When lilacs last in the dooryard bloomed

is such a strong, musical line, it would be hard to object to on "inversion" grounds in any poem, contemporary or ancient. (RPW did not present the title as an instance of inversion, but it serves my purpose.) Quality trumps fashion. It's when they show up in weak lines (i.e., usually) that inversions seem repugnantly "poetical" & perhaps a contributing cause of weakness & therefore to be eschewed.

Re. Oliver's very pertinent point: "Poetry goes through periods of artificiality and periodic readjustments to contemporary speech"

I wonder about this. One thinks of Wordsworth's "rebellion" against the artificiality of the Augustans, but then, much more drastically, Modernism's demolition of traditional form, poetic diction, poetic devices such as syntactical inversion, etc. One might think of Wordsworth as a "periodic readjustment" but Modernism seems like a much more violent break, & one that we are still living with almost a century later. Hardy is interesting in this regard in that, coming slightly before Modernism but subject to pretty much the same cultural dilemma, he chose a kind of "knowing anachronism," bravely carrying on the tradition in reduced circumstances, instead of turning against it as Modernism did. A certain poignancy in this. But it can't be emulated now insofar as one cannot honestly pretend that Modernism never happened.
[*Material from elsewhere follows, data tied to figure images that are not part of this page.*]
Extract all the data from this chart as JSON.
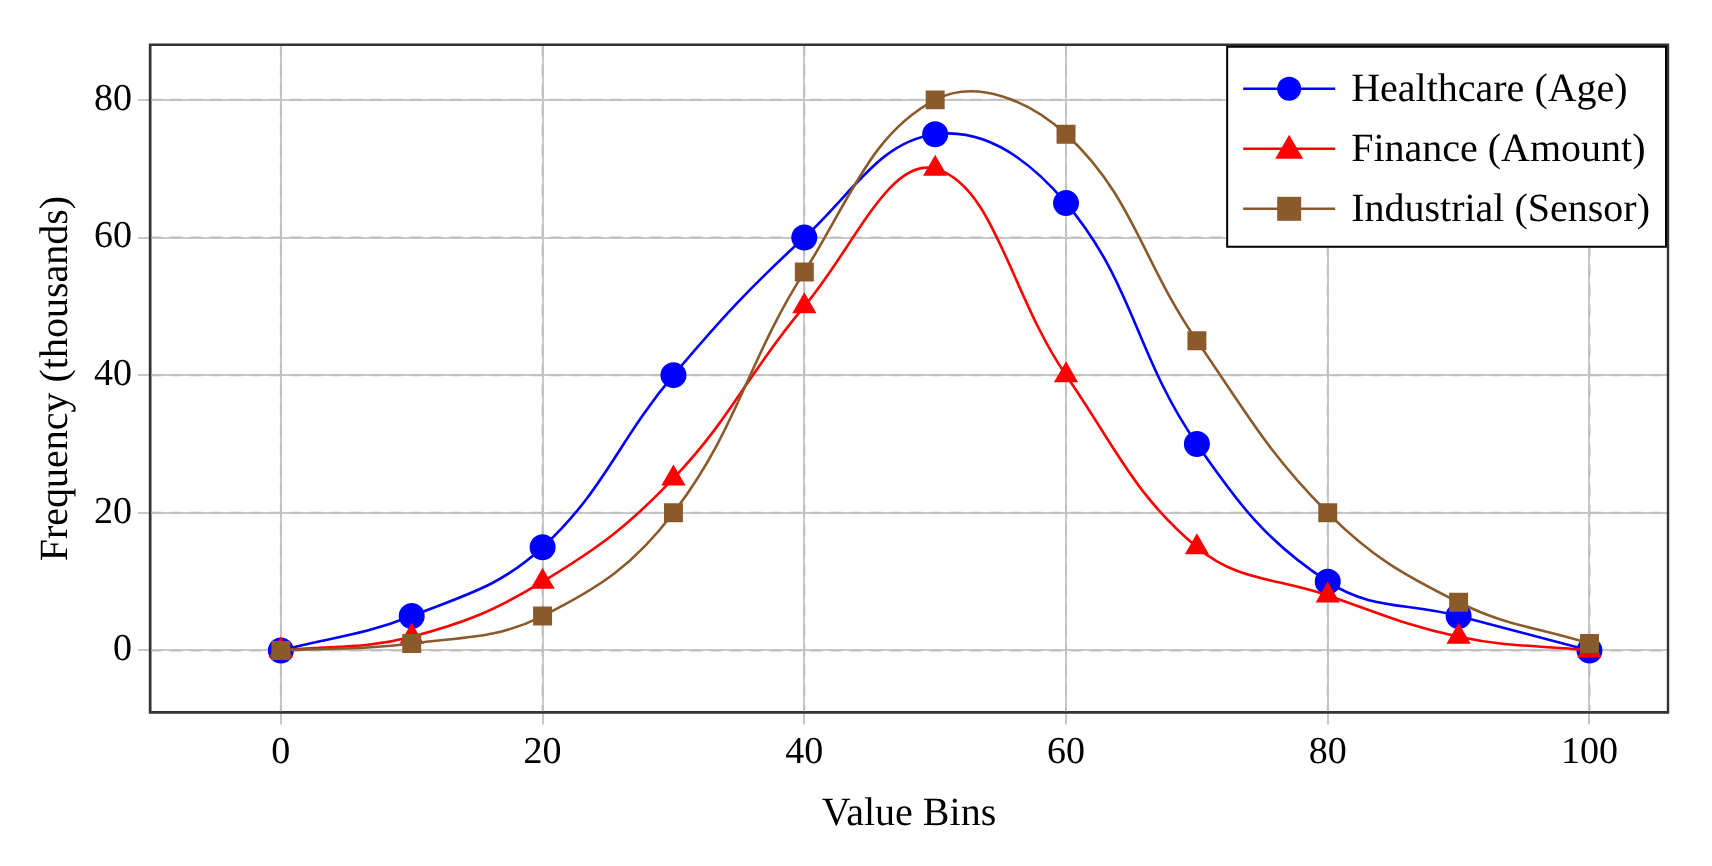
{
  "chart_data": {
    "type": "line",
    "xlabel": "Value Bins",
    "ylabel": "Frequency (thousands)",
    "x": [
      0,
      10,
      20,
      30,
      40,
      50,
      60,
      70,
      80,
      90,
      100
    ],
    "series": [
      {
        "name": "Healthcare (Age)",
        "color": "#0000ff",
        "marker": "circle",
        "values": [
          0,
          5,
          15,
          40,
          60,
          75,
          65,
          30,
          10,
          5,
          0
        ]
      },
      {
        "name": "Finance (Amount)",
        "color": "#ff0000",
        "marker": "triangle",
        "values": [
          0,
          2,
          10,
          25,
          50,
          70,
          40,
          15,
          8,
          2,
          0
        ]
      },
      {
        "name": "Industrial (Sensor)",
        "color": "#8b5a2b",
        "marker": "square",
        "values": [
          0,
          1,
          5,
          20,
          55,
          80,
          75,
          45,
          20,
          7,
          1
        ]
      }
    ],
    "xlim": [
      -10,
      106
    ],
    "xticks": [
      0,
      20,
      40,
      60,
      80,
      100
    ],
    "ylim": [
      -9,
      88
    ],
    "yticks": [
      0,
      20,
      40,
      60,
      80
    ],
    "grid": true,
    "legend": "top right",
    "line_style": "solid"
  }
}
Consider Modernism's defining moment, "The Waste Land": full of traditional forms, but strictly & devastatingly in the vein of parody. Traditional forms (including syntactical inversion) suddenly became available, not as robust means of expression, but as rich grounds for parody. A destructive though initially exhilarating move; & no doubt necessary.

So how do you get away with using something seriously that has been triumphantly made fun of? The "New Formalism" itself inevitably struggles with this, if not usually very consciously. How do you not sound naive? or, if not naive, exactly, then limited, private, parochial, "special" in the pejorative sense?

Who knows -- but if the answer were obvious, the struggle wouldn't be very interesting.